The expulsion was not a discovery of error but a change of standards. The infinitesimals were not shown to be inconsistent; they were shown to be unnecessary. Abraham Robinson's construction of the hyperreal numbers in 1961 reversed this judgment by proving that infinitesimals could be made rigorous without abandoning their intuitive content. The hyperreal infinitesimal is not a heuristic fiction but a genuine mathematical object, as real as any real number.
The philosophical significance of the infinitesimal's rehabilitation is that it challenges the narrative of mathematical progress as a linear elimination of the vague in favor of the precise. The infinitesimal was not vague; it was formalized in a language that could not express it. The epsilon-delta framework did not discover what the infinitesimal really meant; it replaced the infinitesimal with something else. Robinson's achievement was to show that the original meaning could be preserved — that the intuitive and the rigorous were not enemies but allies.
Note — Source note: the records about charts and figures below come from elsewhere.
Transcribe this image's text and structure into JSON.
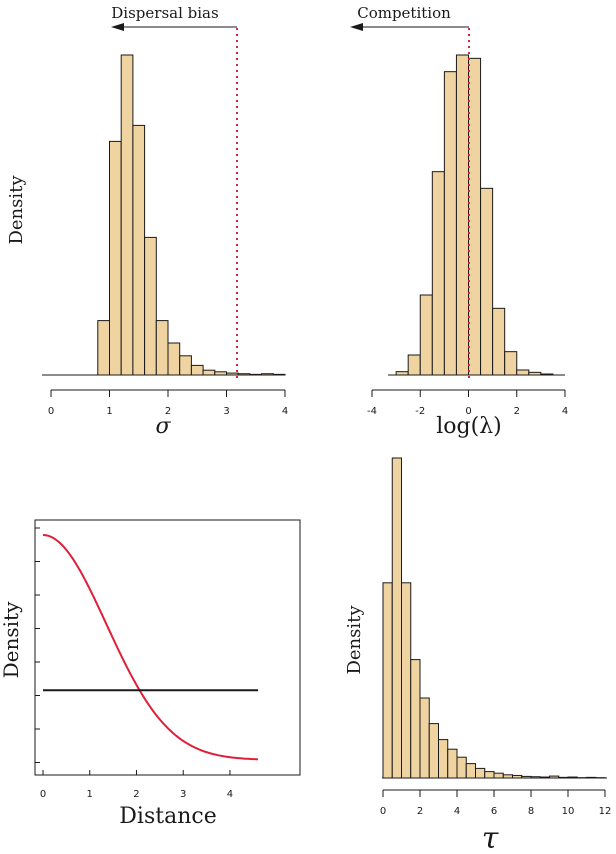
{
  "chart_data": [
    {
      "type": "bar",
      "panel": "top-left",
      "title": "",
      "xlabel": "σ",
      "ylabel": "Density",
      "xlim": [
        0,
        4
      ],
      "xticks": [
        0,
        1,
        2,
        3,
        4
      ],
      "bin_width": 0.2,
      "bin_starts": [
        0.8,
        1.0,
        1.2,
        1.4,
        1.6,
        1.8,
        2.0,
        2.2,
        2.4,
        2.6,
        2.8,
        3.0,
        3.2,
        3.4,
        3.6,
        3.8
      ],
      "values": [
        0.17,
        0.73,
        1.0,
        0.78,
        0.43,
        0.17,
        0.1,
        0.06,
        0.03,
        0.015,
        0.01,
        0.006,
        0.004,
        0.002,
        0.004,
        0.002
      ],
      "reference_line_x": 3.2,
      "annotation": "Dispersal bias",
      "arrow_direction": "left"
    },
    {
      "type": "bar",
      "panel": "top-right",
      "title": "",
      "xlabel": "log(λ)",
      "ylabel": "",
      "xlim": [
        -4,
        4
      ],
      "xticks": [
        -4,
        -2,
        0,
        2,
        4
      ],
      "bin_width": 0.5,
      "bin_starts": [
        -3.0,
        -2.5,
        -2.0,
        -1.5,
        -1.0,
        -0.5,
        0.0,
        0.5,
        1.0,
        1.5,
        2.0,
        2.5,
        3.0
      ],
      "values": [
        0.01,
        0.06,
        0.24,
        0.61,
        0.91,
        0.96,
        0.95,
        0.56,
        0.2,
        0.07,
        0.015,
        0.008,
        0.003
      ],
      "reference_line_x": 0,
      "annotation": "Competition",
      "arrow_direction": "left"
    },
    {
      "type": "line",
      "panel": "bottom-left",
      "title": "",
      "xlabel": "Distance",
      "ylabel": "Density",
      "xlim": [
        0,
        4.6
      ],
      "xticks": [
        0,
        1,
        2,
        3,
        4
      ],
      "series": [
        {
          "color": "#e0203a",
          "kind": "half-normal",
          "sigma": 1.35,
          "height": 1.0,
          "baseline": 0.0
        },
        {
          "color": "#1a1a1a",
          "kind": "constant",
          "value": 0.31
        }
      ]
    },
    {
      "type": "bar",
      "panel": "bottom-right",
      "title": "",
      "xlabel": "τ",
      "ylabel": "Density",
      "xlim": [
        0,
        12
      ],
      "xticks": [
        0,
        2,
        4,
        6,
        8,
        10,
        12
      ],
      "bin_width": 0.5,
      "bin_starts": [
        0,
        0.5,
        1.0,
        1.5,
        2.0,
        2.5,
        3.0,
        3.5,
        4.0,
        4.5,
        5.0,
        5.5,
        6.0,
        6.5,
        7.0,
        7.5,
        8.0,
        8.5,
        9.0,
        9.5,
        10.0,
        10.5,
        11.0,
        11.5
      ],
      "values": [
        0.61,
        1.0,
        0.61,
        0.37,
        0.25,
        0.17,
        0.12,
        0.09,
        0.065,
        0.045,
        0.03,
        0.02,
        0.015,
        0.01,
        0.008,
        0.005,
        0.004,
        0.003,
        0.006,
        0.002,
        0.003,
        0.001,
        0.002,
        0.001
      ]
    }
  ]
}
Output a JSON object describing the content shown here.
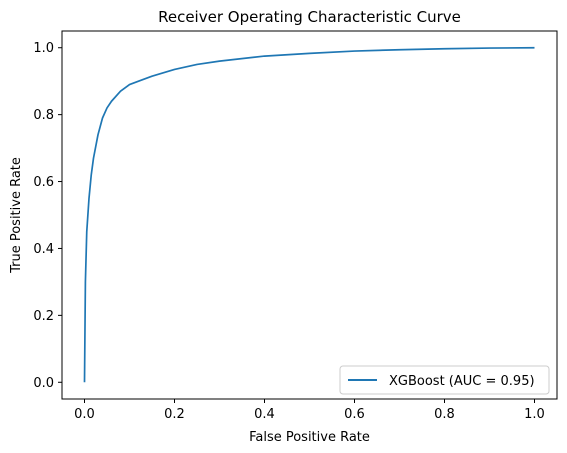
{
  "chart_data": {
    "type": "line",
    "title": "Receiver Operating Characteristic Curve",
    "xlabel": "False Positive Rate",
    "ylabel": "True Positive Rate",
    "xlim": [
      -0.05,
      1.05
    ],
    "ylim": [
      -0.05,
      1.05
    ],
    "xticks": [
      0.0,
      0.2,
      0.4,
      0.6,
      0.8,
      1.0
    ],
    "yticks": [
      0.0,
      0.2,
      0.4,
      0.6,
      0.8,
      1.0
    ],
    "xtick_labels": [
      "0.0",
      "0.2",
      "0.4",
      "0.6",
      "0.8",
      "1.0"
    ],
    "ytick_labels": [
      "0.0",
      "0.2",
      "0.4",
      "0.6",
      "0.8",
      "1.0"
    ],
    "grid": false,
    "legend_position": "lower-right",
    "series": [
      {
        "name": "XGBoost (AUC = 0.95)",
        "color": "#1f77b4",
        "x": [
          0.0,
          0.002,
          0.005,
          0.01,
          0.015,
          0.02,
          0.03,
          0.04,
          0.05,
          0.06,
          0.08,
          0.1,
          0.12,
          0.15,
          0.2,
          0.25,
          0.3,
          0.4,
          0.5,
          0.6,
          0.7,
          0.8,
          0.9,
          1.0
        ],
        "y": [
          0.0,
          0.3,
          0.45,
          0.55,
          0.62,
          0.67,
          0.74,
          0.79,
          0.82,
          0.84,
          0.87,
          0.89,
          0.9,
          0.915,
          0.935,
          0.95,
          0.96,
          0.975,
          0.983,
          0.99,
          0.994,
          0.997,
          0.999,
          1.0
        ]
      }
    ]
  }
}
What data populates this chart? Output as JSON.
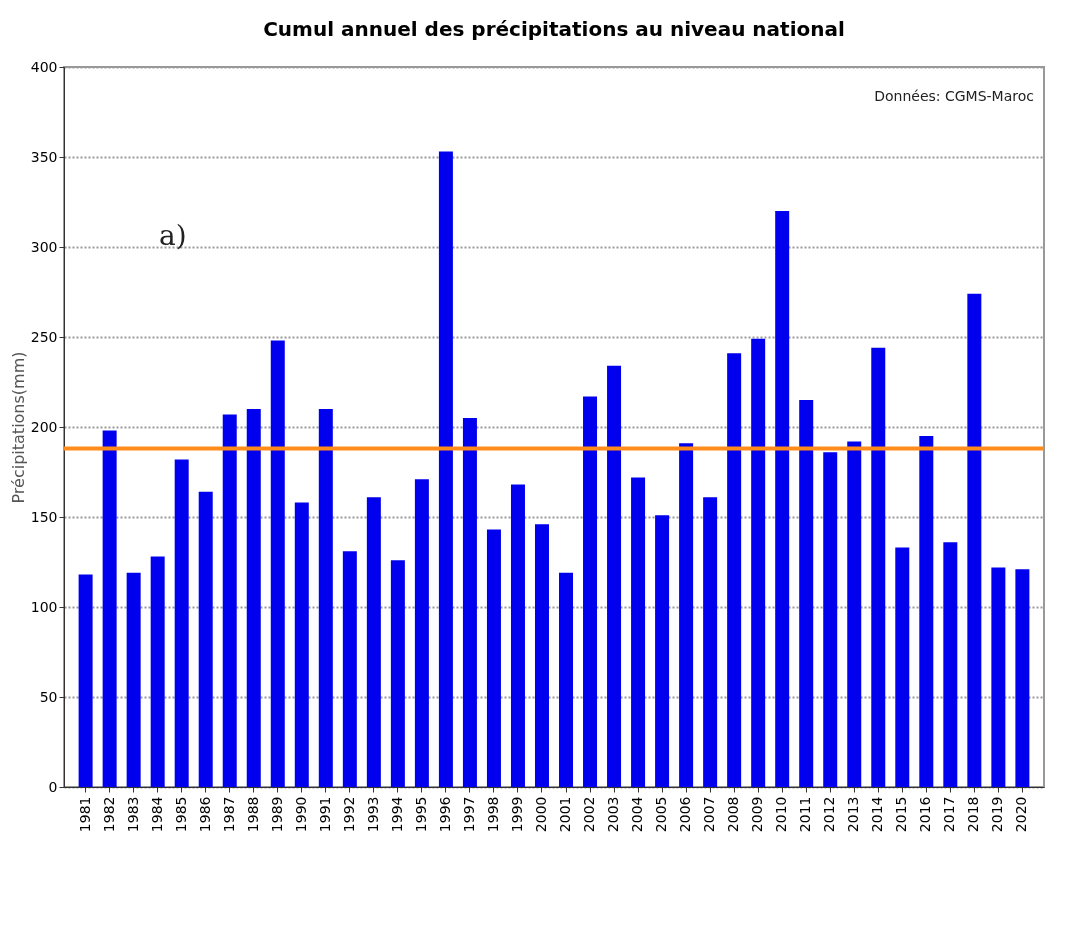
{
  "chart_data": {
    "type": "bar",
    "title": "Cumul annuel des précipitations au niveau national",
    "ylabel": "Précipitations(mm)",
    "categories": [
      "1981",
      "1982",
      "1983",
      "1984",
      "1985",
      "1986",
      "1987",
      "1988",
      "1989",
      "1990",
      "1991",
      "1992",
      "1993",
      "1994",
      "1995",
      "1996",
      "1997",
      "1998",
      "1999",
      "2000",
      "2001",
      "2002",
      "2003",
      "2004",
      "2005",
      "2006",
      "2007",
      "2008",
      "2009",
      "2010",
      "2011",
      "2012",
      "2013",
      "2014",
      "2015",
      "2016",
      "2017",
      "2018",
      "2019",
      "2020"
    ],
    "values": [
      118,
      198,
      119,
      128,
      182,
      164,
      207,
      210,
      248,
      158,
      210,
      131,
      161,
      126,
      171,
      353,
      205,
      143,
      168,
      146,
      119,
      217,
      234,
      172,
      151,
      191,
      161,
      241,
      249,
      320,
      215,
      186,
      192,
      244,
      133,
      195,
      136,
      274,
      122,
      121
    ],
    "color": "#0000ee",
    "ylim": [
      0,
      400
    ],
    "yticks": [
      0,
      50,
      100,
      150,
      200,
      250,
      300,
      350,
      400
    ],
    "grid": "y",
    "ref_lines": [
      {
        "axis": "y",
        "value": 188,
        "color": "#ff8c1a"
      }
    ],
    "annotations": [
      "Données: CGMS-Maroc",
      "a)"
    ]
  }
}
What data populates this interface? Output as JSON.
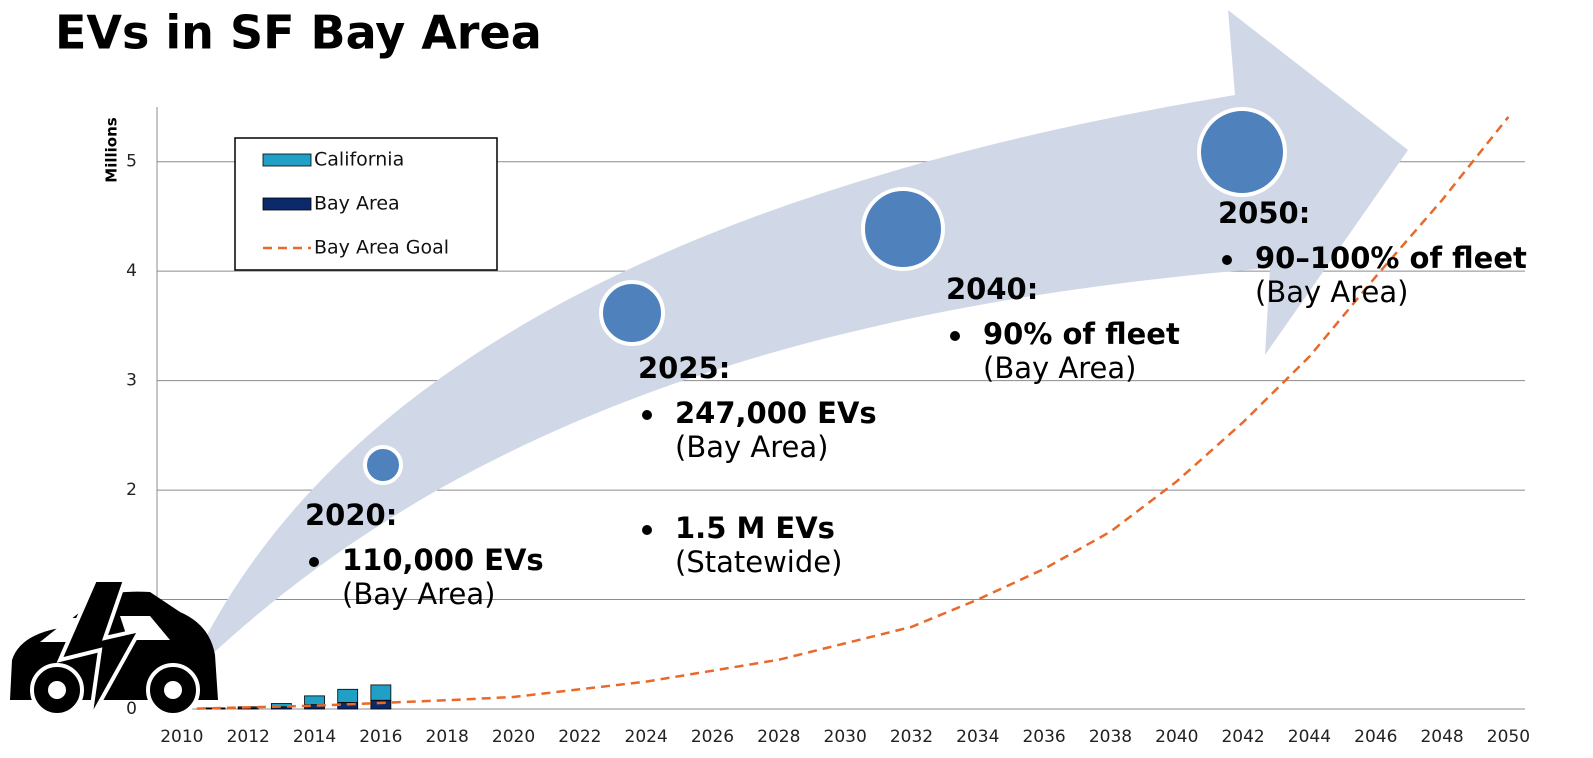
{
  "chart_data": {
    "type": "stacked_bar_line",
    "title": "EVs in SF Bay Area",
    "y_label": "Millions",
    "xlim": [
      2009.25,
      2050.5
    ],
    "xticks": [
      2010,
      2012,
      2014,
      2016,
      2018,
      2020,
      2022,
      2024,
      2026,
      2028,
      2030,
      2032,
      2034,
      2036,
      2038,
      2040,
      2042,
      2044,
      2046,
      2048,
      2050
    ],
    "ylim": [
      0,
      5.5
    ],
    "yticks": [
      0,
      1,
      2,
      3,
      4,
      5
    ],
    "grid": true,
    "bar_x": [
      2011,
      2012,
      2013,
      2014,
      2015,
      2016
    ],
    "series": [
      {
        "name": "Bay Area",
        "color": "#0b2a6b",
        "values": [
          0.003,
          0.01,
          0.02,
          0.04,
          0.06,
          0.08
        ]
      },
      {
        "name": "California",
        "color": "#1fa0c4",
        "values": [
          0.007,
          0.01,
          0.03,
          0.08,
          0.12,
          0.14
        ]
      }
    ],
    "line": {
      "name": "Bay Area Goal",
      "color": "#e8692b",
      "x": [
        2010,
        2014,
        2018,
        2020,
        2024,
        2028,
        2032,
        2034,
        2036,
        2038,
        2040,
        2042,
        2044,
        2046,
        2048,
        2050
      ],
      "values": [
        0,
        0.03,
        0.08,
        0.11,
        0.25,
        0.45,
        0.75,
        1.0,
        1.28,
        1.62,
        2.08,
        2.62,
        3.22,
        3.95,
        4.65,
        5.41
      ]
    },
    "annotations": [
      {
        "heading": "2020:",
        "items": [
          {
            "bold": "110,000 EVs",
            "note": "(Bay Area)"
          }
        ]
      },
      {
        "heading": "2025:",
        "items": [
          {
            "bold": "247,000 EVs",
            "note": "(Bay Area)"
          },
          {
            "bold": "1.5 M EVs",
            "note": "(Statewide)"
          }
        ]
      },
      {
        "heading": "2040:",
        "items": [
          {
            "bold": "90% of fleet",
            "note": "(Bay Area)"
          }
        ]
      },
      {
        "heading": "2050:",
        "items": [
          {
            "bold": "90–100% of fleet",
            "note": "(Bay Area)"
          }
        ]
      }
    ]
  }
}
The infinitesimal is not a ghost that haunts the foundations of calculus. It is a witness to the plurality of mathematical foundations: the same phenomena can be described by different formal systems, and the choice between them is not determined by truth but by the values we bring to mathematical practice — elegance, generality, or intuitive faithfulness.
Related Concepts
The history of the infinitesimal is intertwined with broader questions about the nature of the continuum. The Archimedean property — the claim that there is no infinitely large or infinitely small quantity — is the axiom that distinguishes the standard real numbers from the hyperreals. The smooth infinitesimal analysis of Lawvere and Bell offers a different rehabilitation of the infinitesimal using intuitionistic logic rather than classical model theory. These frameworks are not competitors but complements: each reveals a different aspect of what it means for a quantity to be smaller than any assignable magnitude.